Dmitri Alexeev, Leighton House review - shadows and light from a master pianist | reviews, news & interviews
Dmitri Alexeev, Leighton House review - shadows and light from a master pianist
Dmitri Alexeev, Leighton House review - shadows and light from a master pianist
Charismatic 75-year-old in revelatory Schumann, romantic Mozart and daring Prokofiev
You can brush aside any problems septuagenarian pianists may have in the toughest repertoire, especially if they give you more than glimpses of why they’re legends in the first place. Those were frequent from the masterly Dmitri Alexeev, long inclined to prefer passing on wisdom to a new generation of pianists as Professor at the Royal College of Music and in his other home in Rieti over the treadmill of recital giving.
This was Alexeev's only London recital this season. Enriched by the extraordinary surroundings of the newly-restored Leighton House, and the fine acoustics of the big studio where he played under a golden dome like the apse of a church, it will never be forgotten.

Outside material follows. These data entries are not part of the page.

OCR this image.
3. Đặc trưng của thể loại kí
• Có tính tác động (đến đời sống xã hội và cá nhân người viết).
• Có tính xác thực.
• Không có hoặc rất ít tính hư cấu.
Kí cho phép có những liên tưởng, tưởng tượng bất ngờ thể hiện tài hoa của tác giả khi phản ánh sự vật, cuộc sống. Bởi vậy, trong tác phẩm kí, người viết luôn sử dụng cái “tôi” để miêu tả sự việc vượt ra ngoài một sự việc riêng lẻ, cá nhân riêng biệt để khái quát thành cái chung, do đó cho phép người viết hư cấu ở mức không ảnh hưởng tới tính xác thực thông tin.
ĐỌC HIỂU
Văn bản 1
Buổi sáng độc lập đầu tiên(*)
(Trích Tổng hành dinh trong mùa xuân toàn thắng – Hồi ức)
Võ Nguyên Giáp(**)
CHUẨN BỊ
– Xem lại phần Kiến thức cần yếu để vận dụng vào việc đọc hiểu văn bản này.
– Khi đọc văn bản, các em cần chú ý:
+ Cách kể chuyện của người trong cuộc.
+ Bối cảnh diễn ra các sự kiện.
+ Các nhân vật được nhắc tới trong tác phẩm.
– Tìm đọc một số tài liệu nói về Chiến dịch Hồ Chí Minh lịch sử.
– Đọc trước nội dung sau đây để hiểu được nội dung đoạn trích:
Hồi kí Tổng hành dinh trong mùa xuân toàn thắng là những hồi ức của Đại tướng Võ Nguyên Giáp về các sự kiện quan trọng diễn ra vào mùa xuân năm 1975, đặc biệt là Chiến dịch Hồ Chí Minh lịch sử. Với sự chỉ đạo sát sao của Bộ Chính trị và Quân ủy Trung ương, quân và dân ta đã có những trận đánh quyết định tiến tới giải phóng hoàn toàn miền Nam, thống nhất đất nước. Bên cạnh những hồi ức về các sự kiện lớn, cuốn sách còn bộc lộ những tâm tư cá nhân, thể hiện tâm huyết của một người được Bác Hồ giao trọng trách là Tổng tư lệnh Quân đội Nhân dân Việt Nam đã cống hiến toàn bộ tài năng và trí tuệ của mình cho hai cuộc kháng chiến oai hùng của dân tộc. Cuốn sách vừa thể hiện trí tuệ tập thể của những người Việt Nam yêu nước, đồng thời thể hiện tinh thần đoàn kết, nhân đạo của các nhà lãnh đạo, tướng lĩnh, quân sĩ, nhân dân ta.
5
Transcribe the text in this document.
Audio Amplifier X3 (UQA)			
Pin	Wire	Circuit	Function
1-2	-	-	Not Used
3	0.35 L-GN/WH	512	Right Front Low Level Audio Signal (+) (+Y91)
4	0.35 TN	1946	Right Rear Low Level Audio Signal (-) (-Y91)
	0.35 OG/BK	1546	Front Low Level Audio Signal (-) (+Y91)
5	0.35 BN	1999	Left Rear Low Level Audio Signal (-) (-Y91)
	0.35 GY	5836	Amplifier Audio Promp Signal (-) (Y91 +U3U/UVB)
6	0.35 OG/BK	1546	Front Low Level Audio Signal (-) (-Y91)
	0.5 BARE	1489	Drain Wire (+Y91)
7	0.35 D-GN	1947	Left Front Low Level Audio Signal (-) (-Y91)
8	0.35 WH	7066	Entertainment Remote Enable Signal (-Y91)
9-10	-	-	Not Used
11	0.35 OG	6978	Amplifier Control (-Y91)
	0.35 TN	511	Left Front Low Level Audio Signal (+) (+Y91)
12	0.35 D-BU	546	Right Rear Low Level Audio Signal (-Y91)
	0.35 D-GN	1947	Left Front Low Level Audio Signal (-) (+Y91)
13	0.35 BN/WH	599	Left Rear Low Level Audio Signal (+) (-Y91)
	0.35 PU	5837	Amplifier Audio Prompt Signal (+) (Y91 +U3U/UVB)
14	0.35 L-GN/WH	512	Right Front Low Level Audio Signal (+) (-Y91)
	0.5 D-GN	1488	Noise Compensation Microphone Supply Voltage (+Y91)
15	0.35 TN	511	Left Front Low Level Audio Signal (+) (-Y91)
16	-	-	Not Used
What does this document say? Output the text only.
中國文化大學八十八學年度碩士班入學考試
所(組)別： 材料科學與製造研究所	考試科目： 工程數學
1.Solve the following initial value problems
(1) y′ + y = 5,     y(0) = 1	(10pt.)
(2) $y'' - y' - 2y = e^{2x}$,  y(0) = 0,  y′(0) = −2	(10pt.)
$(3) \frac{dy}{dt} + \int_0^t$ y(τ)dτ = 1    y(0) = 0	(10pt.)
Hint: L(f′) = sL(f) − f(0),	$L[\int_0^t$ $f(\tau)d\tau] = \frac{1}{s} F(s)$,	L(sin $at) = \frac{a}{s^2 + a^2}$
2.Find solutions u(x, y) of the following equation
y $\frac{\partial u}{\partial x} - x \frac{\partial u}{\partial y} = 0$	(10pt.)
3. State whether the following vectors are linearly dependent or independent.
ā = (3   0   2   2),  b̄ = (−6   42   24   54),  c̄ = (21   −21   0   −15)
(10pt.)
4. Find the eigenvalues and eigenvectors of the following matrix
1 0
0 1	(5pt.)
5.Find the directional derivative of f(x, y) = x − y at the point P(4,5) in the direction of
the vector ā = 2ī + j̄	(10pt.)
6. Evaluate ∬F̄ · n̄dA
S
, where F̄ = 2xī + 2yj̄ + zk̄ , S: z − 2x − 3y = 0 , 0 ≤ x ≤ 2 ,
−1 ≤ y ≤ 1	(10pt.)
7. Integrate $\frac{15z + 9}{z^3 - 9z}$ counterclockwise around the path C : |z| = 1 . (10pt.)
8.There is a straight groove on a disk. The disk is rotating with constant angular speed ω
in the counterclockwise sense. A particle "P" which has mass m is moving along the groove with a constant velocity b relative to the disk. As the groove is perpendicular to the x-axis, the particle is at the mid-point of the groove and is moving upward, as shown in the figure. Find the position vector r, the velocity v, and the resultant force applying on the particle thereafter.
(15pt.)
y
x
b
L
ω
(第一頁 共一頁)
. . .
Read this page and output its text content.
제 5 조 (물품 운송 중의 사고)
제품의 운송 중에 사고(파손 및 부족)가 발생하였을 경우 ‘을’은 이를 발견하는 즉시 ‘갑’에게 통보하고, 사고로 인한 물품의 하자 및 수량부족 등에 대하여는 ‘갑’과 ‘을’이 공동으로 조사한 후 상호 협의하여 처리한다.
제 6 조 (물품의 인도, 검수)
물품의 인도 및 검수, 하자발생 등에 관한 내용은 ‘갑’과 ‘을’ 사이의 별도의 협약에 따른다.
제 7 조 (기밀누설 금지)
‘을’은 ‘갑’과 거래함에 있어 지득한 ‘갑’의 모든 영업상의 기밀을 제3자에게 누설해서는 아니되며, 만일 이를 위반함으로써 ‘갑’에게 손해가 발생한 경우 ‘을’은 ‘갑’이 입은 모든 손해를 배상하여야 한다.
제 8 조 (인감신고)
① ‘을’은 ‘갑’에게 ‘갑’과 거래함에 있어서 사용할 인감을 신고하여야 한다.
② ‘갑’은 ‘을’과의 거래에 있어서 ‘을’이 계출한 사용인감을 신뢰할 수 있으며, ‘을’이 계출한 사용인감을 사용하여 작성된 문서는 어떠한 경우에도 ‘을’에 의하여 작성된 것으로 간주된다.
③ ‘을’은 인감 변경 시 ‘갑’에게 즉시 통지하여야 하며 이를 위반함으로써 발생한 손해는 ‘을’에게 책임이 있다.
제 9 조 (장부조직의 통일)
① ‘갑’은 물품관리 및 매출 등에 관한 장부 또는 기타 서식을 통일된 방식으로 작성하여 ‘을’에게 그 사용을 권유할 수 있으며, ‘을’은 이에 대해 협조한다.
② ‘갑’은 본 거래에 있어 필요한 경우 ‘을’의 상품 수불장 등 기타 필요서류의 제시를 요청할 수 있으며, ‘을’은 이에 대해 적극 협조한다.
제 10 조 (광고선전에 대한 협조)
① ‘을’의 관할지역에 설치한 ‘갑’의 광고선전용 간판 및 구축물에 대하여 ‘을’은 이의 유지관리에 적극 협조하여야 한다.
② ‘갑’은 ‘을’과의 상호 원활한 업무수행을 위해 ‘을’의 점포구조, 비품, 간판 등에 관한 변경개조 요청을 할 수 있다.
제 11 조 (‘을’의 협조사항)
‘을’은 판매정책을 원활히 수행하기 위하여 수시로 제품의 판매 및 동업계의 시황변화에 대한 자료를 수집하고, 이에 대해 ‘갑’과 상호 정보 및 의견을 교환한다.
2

Alexeev’s Schumann was revelatory. His default mode is unpedalled clarity, a weight and focus never overdone, but the range of colours in Waldszenen conjured so many images, even if not necessarily those Schumann had in his mind’s eye when he wrote this magical sequence. A phrase begun in clarity could melt into chiaroscuro; the robust quickly gave way to the ethereal, with a sense of the overall picture ensuring special connections between each piece. The Novelette Op. 21 No. 1 was for me the highlight of the whole concert, tailor made in its returning theme for Alexeev’s essential leonine quality, punctuated by more clarity for the secret raptures in between.
In the opening work of the recital, Mozart’s C minor Sonata K457, Alexeev highlighted the modernity, especially in the slow movement, and the seamlessness, with one impressive dovetailing between the second half of the first movement and its repeat. If overall the impression was more romantic than the objectivity which impresses in the interpretation of Alexeev’s near-contemporary, Elisabeth Leonskaja, that’s perfectly valid given such clear intentions.
I’m indebted to the pianist for choosing a programme which highlighted a startling correspondence between Schumann’s uncanny “The Bird as Prophet” in Waldszenen and the time-stands-still theme which rounds off the first-movement exposition of Prokofiev’s colossal Eighth Sonata; both have mysterious arpeggiations on the upbeat. Bearing in mind that Prokofiev rings the changes on Schumann’s “Wehmut” (with its protestation that ‘I sing as though I were happy, yet no-one feels the pain, the deep sorrow in the song") in the middle movement of the Seventh Sonata, there may well be a poignant homage here too. Alexeev made its return in the finale absolutely mesmerizing, but got into a bit of trouble around its first appearance; he steered out of it impressively but then had to take the juggernaut of destruction in the development a bit too carefully. The real hair-raising excitement came in the finale, where the final charge to slamming home an ambiguous victory saw him released of the need to rein in. Too much has been said about outlawing Russian repertoire in the face of Ukraine's suffering, but the message here is one of a devastation, fear and nostalgia which can be felt by everyone in a profound Prokofiev masterpieces. For contrast, the first encore gave us the dreamy opening of the Visions fugitives, yoked to the vintage Prokofievian spikiness of No. 10. If you count those separately, we got six encores: more Schumann (“Schlummerlied” from Albumblatter. Op 124 and the Intermezzo from Faschingsschwank aus Wien, a more straightforward Mendelssohn Song without Words (Op. 67 No. 2) and finally Granados’s Spanish Dance No 5, best of all in its utterly natural sway, seemingly effortless mastery again. Clearly the inspirational surroundings inclined Alexeev to carry on giving, and the audience (pictured above), including many of his students past and present, would have been happy with another half-dozen. But we’d certainly had our vision.